Sending the Request to Extract Data
To extract key-value pairs from a bank statement, post a multipart request to the /api/build
endpoint. In the instructions, specify the following output parameters:
-
type
specifies the output type. Set this tojson-content
. -
keyValuePairs
is a Boolean value that determines whether to extract key-value pairs. -
language
specifies the language used for recognizing text with optical character recognition (OCR). Sometimes, text is stored in a PDF or an image in a way that makes it so you cannot search or copy it. PSPDFKit’s OCR engine allows you to recognize text and save it in a separate file where you can both search and copy and paste the text. For more information, refer to the list of supported languages.
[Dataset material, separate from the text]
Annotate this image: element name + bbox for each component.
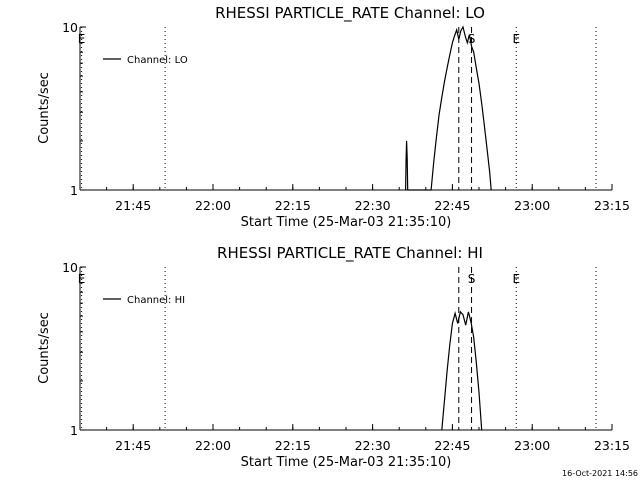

curl -X POST http://localhost:5000/api/build \ -H "Authorization: Token token=<API token>" \ -F document=@/path/to/example-document.pdf \ -F instructions='{ "parts": [ { "file": "document" } ], "output": { "type": "json-content", "keyValuePairs": true, "language": "english" } }' \ -o result.pdf
POST /api/build HTTP/1.1 Content-Type: multipart/form-data; boundary=customboundary Authorization: Token token=<API token> --customboundary Content-Disposition: form-data; name="document"; filename="example-document.pdf" Content-Type: application/pdf <PDF data> --customboundary Content-Disposition: form-data; name="instructions" Content-Type: application/json { "parts": [ { "file": "document" } ], "output": { "type": "json-content", "keyValuePairs": true, "language": "english" } } --customboundary--
For more information on the Build instructions, refer to the API Reference.
Example Data Extraction Response
{ "pages": [ { "pageIndex": 0, "keyValuePairs": [ { "confidence": 95.4, "key": { "bbox": { "left": 0, "top": 0, "width": 100, "height": 100 }, "content": "IBAN" }, "value": { "bbox": { "left": 0, "top": 0, "width": 100, "height": 100 }, "content": "FR7611808009101234567890147", "dataType": "String" } } ] } ] }